Nox laughs. “I like you, short stuff. You’re all right.”
“Everybody likes me,” Kyra shrugs. She slaps his armored knee. “Now c’mon, let’s get a drink and catch you up on the whole sordid story.”
Shield Story
Trying to get more information on the skeleton buried beneath the ballroom, Arlynn and Zandu seek out heraldry experts to look at the tower shield. They eventually arrive at a shop bedecked with shields and flags. The elderly half-elf proprietor is excited at the sight of the shield—a little too excited, as he frequently gets drawn into tangents discussing the cdraftsmanship of the shield and other details of his profession. Arlynn and Zandu keep him more or less on track and he is able to provide more details about the shield and its owner.
The rampant eagle design is a symbol of the old Ustalavian County of Tamrivena, now known as the County of Canterwall. The colors indicate the shield belonged to a knight of the extinct House Crommerand, and the motto etched into the back of the shield (“He who laughs last”) indicates that the shield belongs to Ser Echolt Crommerand of Tamrivena, who lived 800 years ago. Arlynn asks if he was a paladin of Iomedae.
“Hmm, it’s said he was a pious man,” the half-elf explains, hunched over his books, “but whether he was blessed by the gods the histories do not say. He was lost with all his men during Count Andachi’s war with the old warlord Kazavon.”

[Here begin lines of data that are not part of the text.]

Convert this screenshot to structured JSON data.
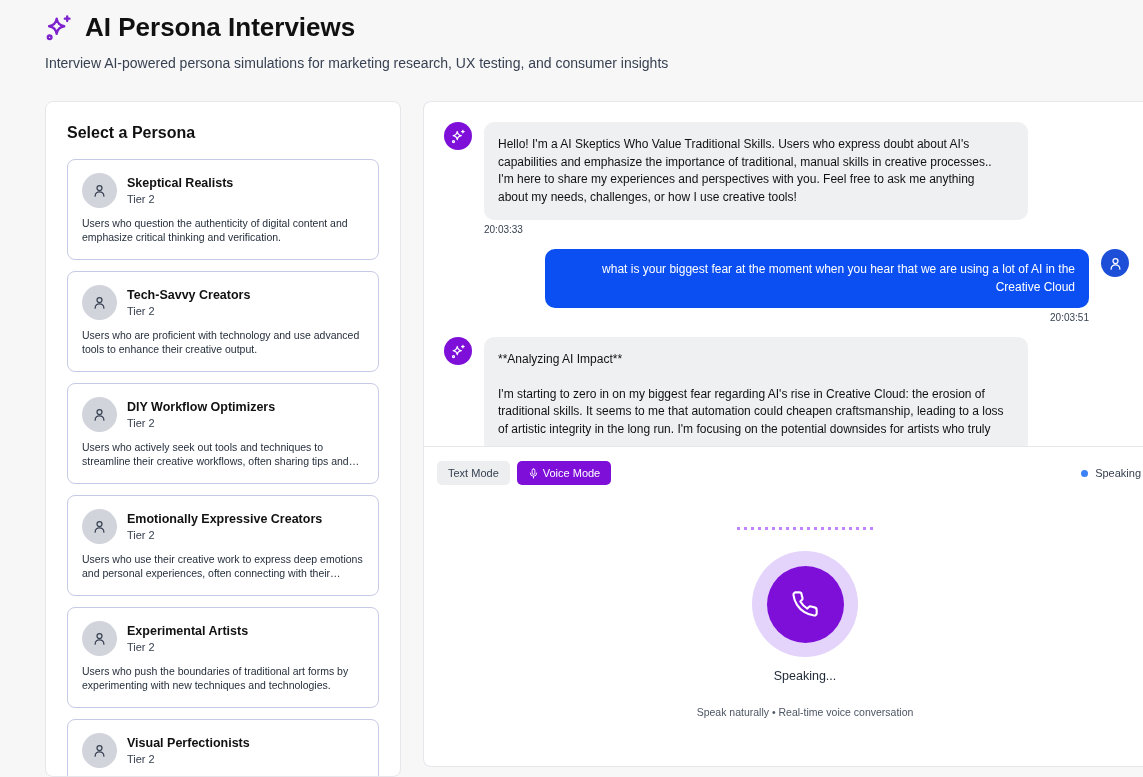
{
  "header": {
    "title": "AI Persona Interviews",
    "subtitle": "Interview AI-powered persona simulations for marketing research, UX testing, and consumer insights"
  },
  "persona_panel": {
    "title": "Select a Persona",
    "personas": [
      {
        "name": "Skeptical Realists",
        "tier": "Tier 2",
        "description": "Users who question the authenticity of digital content and emphasize critical thinking and verification."
      },
      {
        "name": "Tech-Savvy Creators",
        "tier": "Tier 2",
        "description": "Users who are proficient with technology and use advanced tools to enhance their creative output."
      },
      {
        "name": "DIY Workflow Optimizers",
        "tier": "Tier 2",
        "description": "Users who actively seek out tools and techniques to streamline their creative workflows, often sharing tips and…"
      },
      {
        "name": "Emotionally Expressive Creators",
        "tier": "Tier 2",
        "description": "Users who use their creative work to express deep emotions and personal experiences, often connecting with their…"
      },
      {
        "name": "Experimental Artists",
        "tier": "Tier 2",
        "description": "Users who push the boundaries of traditional art forms by experimenting with new techniques and technologies."
      },
      {
        "name": "Visual Perfectionists",
        "tier": "Tier 2"
      }
    ]
  },
  "chat": {
    "messages": [
      {
        "kind": "assistant",
        "paragraphs": [
          "Hello! I'm a AI Skeptics Who Value Traditional Skills. Users who express doubt about AI's capabilities and emphasize the importance of traditional, manual skills in creative processes.. I'm here to share my experiences and perspectives with you. Feel free to ask me anything about my needs, challenges, or how I use creative tools!"
        ],
        "time": "20:03:33"
      },
      {
        "kind": "user",
        "paragraphs": [
          "what is your biggest fear at the moment when you hear that we are using a lot of AI in the Creative Cloud"
        ],
        "time": "20:03:51"
      },
      {
        "kind": "assistant",
        "paragraphs": [
          "**Analyzing AI Impact**",
          "I'm starting to zero in on my biggest fear regarding AI's rise in Creative Cloud: the erosion of traditional skills. It seems to me that automation could cheapen craftsmanship, leading to a loss of artistic integrity in the long run. I'm focusing on the potential downsides for artists who truly"
        ]
      }
    ]
  },
  "modes": [
    {
      "label": "Text Mode",
      "selected": false
    },
    {
      "label": "Voice Mode",
      "selected": true
    }
  ],
  "voice": {
    "status": "Speaking",
    "caption": "Speaking...",
    "hint": "Speak naturally • Real-time voice conversation"
  }
}
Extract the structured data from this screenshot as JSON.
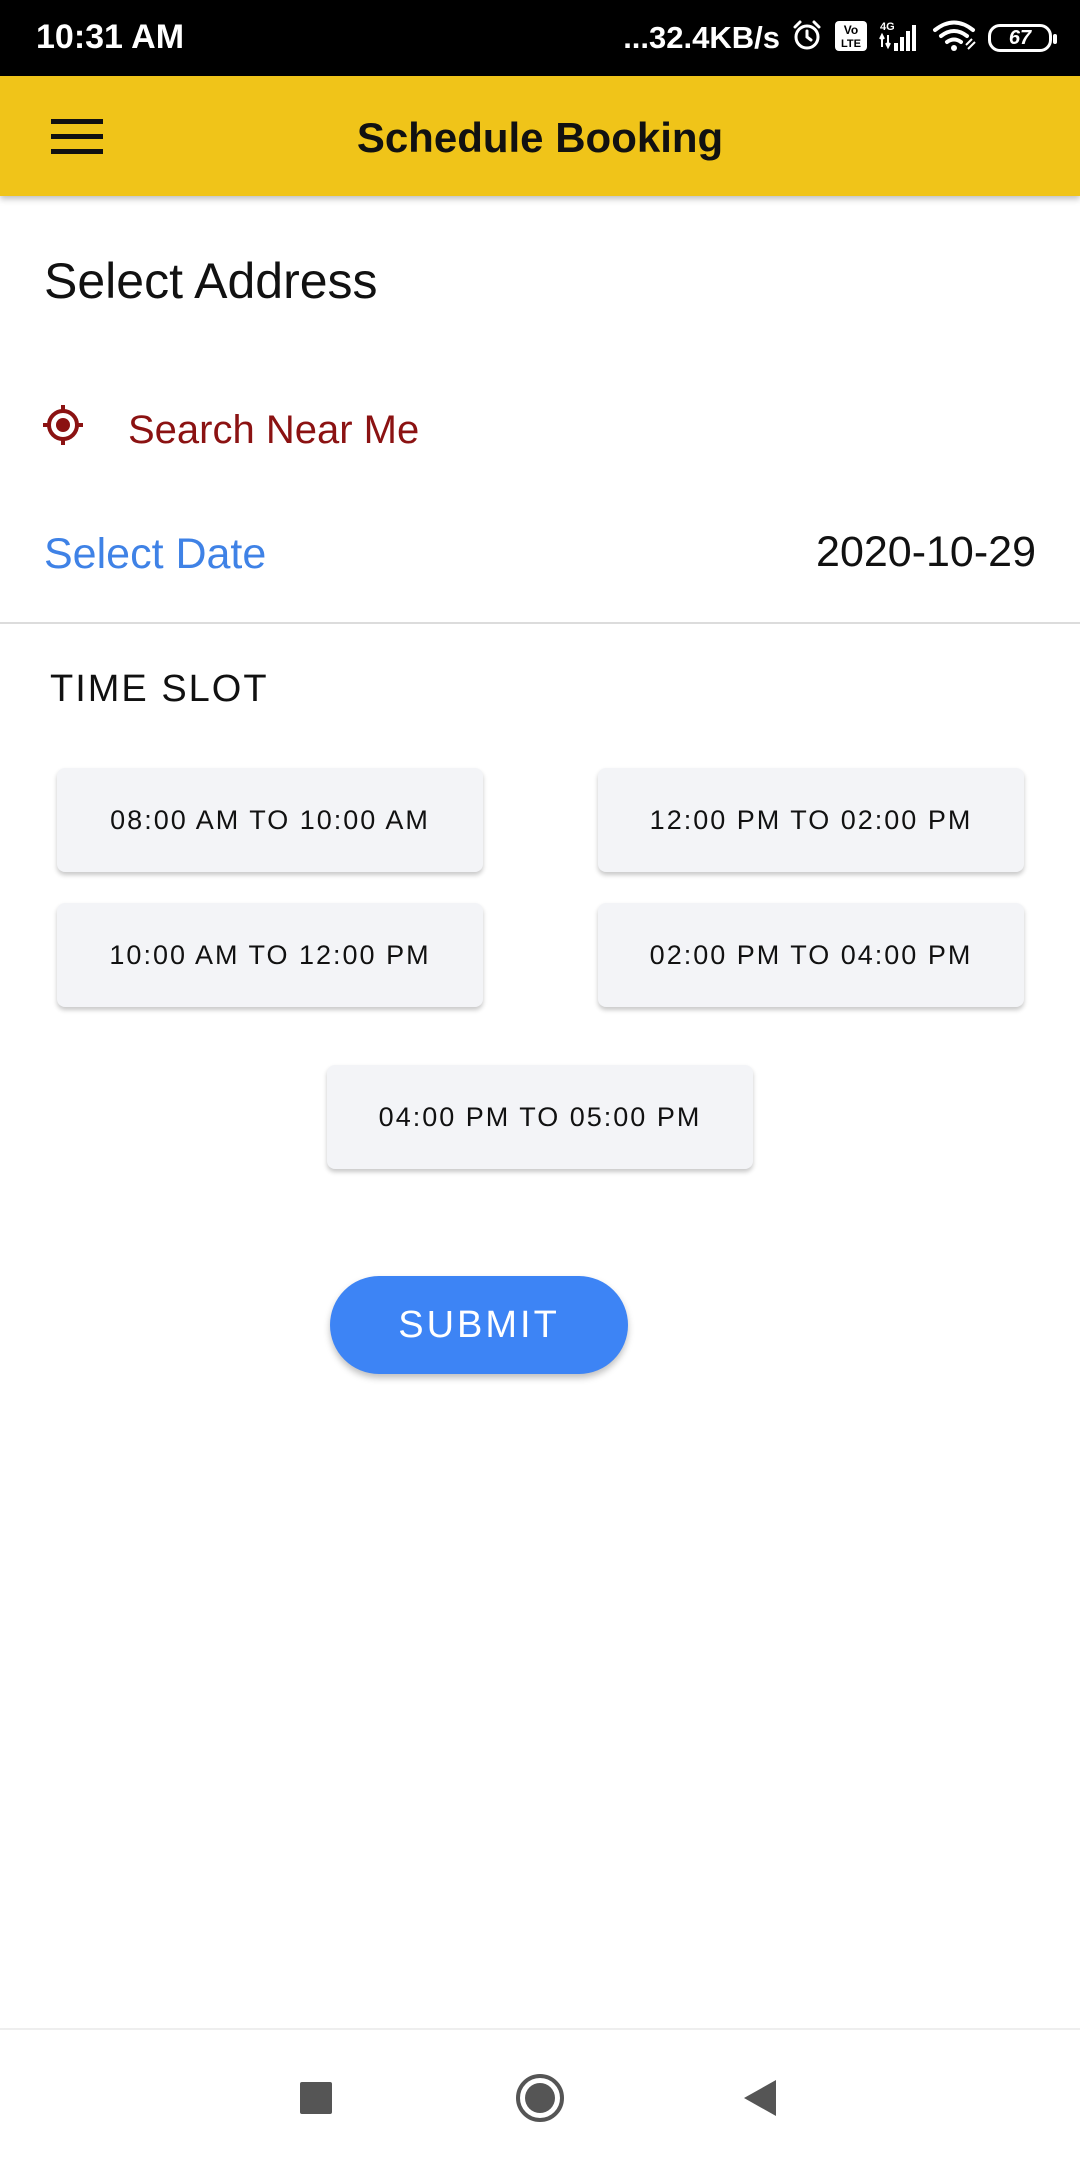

Zandu also has the half-elf identify some other items recovered from the castle. The blue pennant with the silver dragon emblem is said to bear the symbol of the Silver Crusade, a faction within the Pathfinder society dedicated to the mission of the good deities. The pewter griffon badge, meanwhile, is the sigil of the Griffin Knights of Taldor. The sorcerer leaves these items, as well as some jewelry, with the heraldry expert as payment for his services.